Обменявшись грубоватыми шутками, они наконец распрощались.


Тревис сидел на веранде и, легонько раскачиваясь в кресле-качалке, смотрел куда-то в пространство. После разговора с Маком настроение его окончательно испортилось.

Брендон, примостившийся рядом, бросал осторожные взгляды на взрослого друга.

— Ты сегодня мрачный, как гром. Почему?

— Мрачный, как туча, Брендон, — механически поправил его Тревис, но вынужден был согласиться с ним. — Не бойся, дождя не будет.

Он постарался изменить выражение лица.

Мальчик после некоторой паузы как-то неуверенно ответил:

— О’кэй.

Снова наступило молчание, слышался лишь скрип качалки.

— Ты влюбился в тетю Алекс? — неожиданно спросил Брендон.

Тревис с удивлением посмотрел на малыша.

— Что это тебе в голову пришло, Брендон, а?

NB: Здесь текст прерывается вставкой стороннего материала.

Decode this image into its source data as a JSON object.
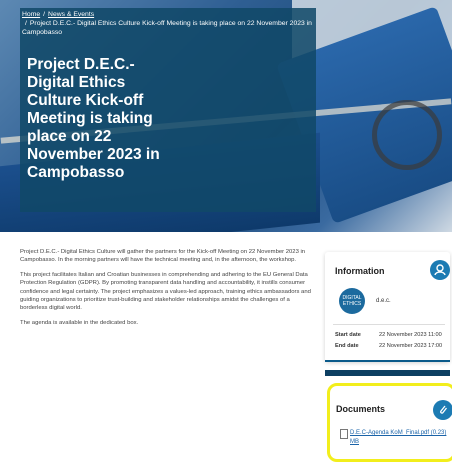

Брендон пожал плечами и вытащил из кармана толстый красный фломастер. Найдя на своих шортах подходящую дыру, он принялся что-то рисовать на обнажившемся кусочке голого тела.

— Я слышал, как папа с мамой говорили, — сказал мальчик и посмотрел в сторону своего дома, где лаяла собака.

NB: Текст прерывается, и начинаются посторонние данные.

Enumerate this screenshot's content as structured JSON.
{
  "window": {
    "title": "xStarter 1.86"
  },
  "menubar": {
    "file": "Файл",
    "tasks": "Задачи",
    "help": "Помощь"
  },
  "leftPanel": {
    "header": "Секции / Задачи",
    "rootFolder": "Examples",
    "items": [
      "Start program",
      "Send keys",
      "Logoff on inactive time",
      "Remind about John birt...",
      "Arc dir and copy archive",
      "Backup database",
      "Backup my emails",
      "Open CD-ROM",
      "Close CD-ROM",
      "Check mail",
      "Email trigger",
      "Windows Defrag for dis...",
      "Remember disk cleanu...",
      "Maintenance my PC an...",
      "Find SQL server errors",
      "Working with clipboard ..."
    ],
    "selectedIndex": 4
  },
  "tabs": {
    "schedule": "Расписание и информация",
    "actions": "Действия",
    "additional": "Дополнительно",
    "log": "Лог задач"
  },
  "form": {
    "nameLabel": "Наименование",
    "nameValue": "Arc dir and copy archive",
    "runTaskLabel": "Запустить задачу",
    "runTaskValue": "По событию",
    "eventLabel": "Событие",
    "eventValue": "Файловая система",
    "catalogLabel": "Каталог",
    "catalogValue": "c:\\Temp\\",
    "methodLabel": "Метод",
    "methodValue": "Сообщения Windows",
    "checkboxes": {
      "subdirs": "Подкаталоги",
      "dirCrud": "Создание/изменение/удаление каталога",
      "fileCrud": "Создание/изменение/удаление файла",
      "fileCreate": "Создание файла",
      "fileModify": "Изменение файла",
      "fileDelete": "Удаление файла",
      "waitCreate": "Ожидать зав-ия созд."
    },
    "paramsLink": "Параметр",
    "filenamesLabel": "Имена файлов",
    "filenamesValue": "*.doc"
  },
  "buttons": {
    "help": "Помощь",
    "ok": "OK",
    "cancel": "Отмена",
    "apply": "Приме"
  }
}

— Слышал? — насторожился Тревис.

— Да. Мама сказала, что ты влюбился в тетю Алекс. И еще сказала, что узнала это по твоим глазам.

Брендон, прекратив свои художества, придвинулся поближе к Тревису и вопросительно посмотрел ему в глаза. Через несколько секунд он разочарованно отвернулся.

— Нет, там ничего не видно.

Устами младенца глаголет истина, кажется, так говорят, подумал Тревис с горькой усмешкой. Щурясь от солнца, он достал из кармашка сорочки темные очки и надел их.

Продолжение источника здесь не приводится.